In suits, Axxxx is worth 1.59 tricks versus nothing, Axxx is worth 1.59, and Axx is worth 1.61, while A is worth only 1.33 versus the singleton. This means roughly that the aces are worth closer to 5 points in suit contracts, except for the stiff, which is worth only 4 points.

So we see that, for the most part, an ace is an ace is an ace in the longer suits, when not supported by other high cards. The value of the stiff ace is the interesting one. If you accept that a HCP is about 1/3 a trick in suit contracts, then the value of the singleton ace is almost a full point lower than the other aces in suit contracts. In notrump, a point is about 1/2 a trick, so the difference is only about a half of a HCP.

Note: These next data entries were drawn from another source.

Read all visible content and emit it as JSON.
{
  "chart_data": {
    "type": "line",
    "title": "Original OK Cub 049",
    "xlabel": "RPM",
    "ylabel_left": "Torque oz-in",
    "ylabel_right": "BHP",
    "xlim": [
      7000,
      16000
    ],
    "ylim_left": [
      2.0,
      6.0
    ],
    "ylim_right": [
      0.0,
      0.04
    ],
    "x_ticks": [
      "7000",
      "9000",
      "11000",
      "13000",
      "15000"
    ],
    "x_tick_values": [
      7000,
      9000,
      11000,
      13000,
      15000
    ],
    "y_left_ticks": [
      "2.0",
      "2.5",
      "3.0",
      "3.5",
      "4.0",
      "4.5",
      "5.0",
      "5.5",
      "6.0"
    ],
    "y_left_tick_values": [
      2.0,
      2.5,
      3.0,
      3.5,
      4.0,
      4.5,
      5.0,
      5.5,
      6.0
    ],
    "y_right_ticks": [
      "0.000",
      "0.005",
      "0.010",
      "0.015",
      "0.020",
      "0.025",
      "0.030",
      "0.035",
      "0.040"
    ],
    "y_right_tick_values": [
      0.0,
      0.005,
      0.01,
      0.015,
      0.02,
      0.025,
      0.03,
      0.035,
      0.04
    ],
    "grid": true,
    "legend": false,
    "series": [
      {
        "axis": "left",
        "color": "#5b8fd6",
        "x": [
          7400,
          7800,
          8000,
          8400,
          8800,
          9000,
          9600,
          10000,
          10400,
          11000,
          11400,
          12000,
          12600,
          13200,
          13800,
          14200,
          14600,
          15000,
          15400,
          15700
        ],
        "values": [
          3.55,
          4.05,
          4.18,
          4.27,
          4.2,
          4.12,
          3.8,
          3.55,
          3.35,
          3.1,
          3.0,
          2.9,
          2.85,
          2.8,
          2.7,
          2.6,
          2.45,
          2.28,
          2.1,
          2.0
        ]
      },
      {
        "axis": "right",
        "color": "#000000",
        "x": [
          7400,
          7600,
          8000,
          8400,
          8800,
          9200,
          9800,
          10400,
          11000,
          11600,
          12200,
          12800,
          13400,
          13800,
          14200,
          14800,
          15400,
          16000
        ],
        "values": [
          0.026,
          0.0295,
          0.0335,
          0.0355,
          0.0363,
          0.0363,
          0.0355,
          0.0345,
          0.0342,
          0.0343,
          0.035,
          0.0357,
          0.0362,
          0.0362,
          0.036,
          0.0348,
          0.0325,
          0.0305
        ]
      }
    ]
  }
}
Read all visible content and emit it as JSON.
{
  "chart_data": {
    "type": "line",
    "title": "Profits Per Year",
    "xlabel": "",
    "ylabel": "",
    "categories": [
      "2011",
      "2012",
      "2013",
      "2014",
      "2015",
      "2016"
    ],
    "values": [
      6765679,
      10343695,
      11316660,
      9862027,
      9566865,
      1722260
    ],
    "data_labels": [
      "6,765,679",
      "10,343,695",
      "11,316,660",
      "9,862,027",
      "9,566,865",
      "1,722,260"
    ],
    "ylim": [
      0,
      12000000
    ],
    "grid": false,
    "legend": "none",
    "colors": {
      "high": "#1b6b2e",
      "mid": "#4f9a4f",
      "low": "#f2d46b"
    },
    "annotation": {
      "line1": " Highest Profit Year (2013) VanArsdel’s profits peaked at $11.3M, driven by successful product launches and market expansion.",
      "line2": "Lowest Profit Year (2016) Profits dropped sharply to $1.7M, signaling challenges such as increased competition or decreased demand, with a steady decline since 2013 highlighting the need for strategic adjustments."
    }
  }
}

Note, this does not tell us the value of an ace. It only tells us the value of an Axxxx versus xxxxx. The value of an ace also comes in the value of AQxxx versus Qxxxx, etc. Indeed, Binky Points do not care about the values of individual honors, really - Binky Points are computed by evaluating the entire holding. So we can compare Axxxx versus KQxxx (almost the same in suit contracts, the latter is worth about 1/10th of a point more in notrump.) We have a harder time comparing the value of Ax and Axxxx, because the sets of hand patterns are so different. (We can compute such a difference, it is just not clear what the value of such a difference would be.)

Consider the differences:

	Tricks Diff.
	NT	Suit
JTX vs QTX	0.58	0.31
JTXX vs QTXX	0.45	0.30
JTXXX vs QTXXX	0.43	0.28
JTXXXX vs QTXXXX	0.42	0.25

Consider what QTx gives you in notrump that JTx does not. QTx has some chance of being a stop all by itself, so we get a rather large difference between QTx and JTx in notrump compared to the value of turning the jack to the queen in the longer suits.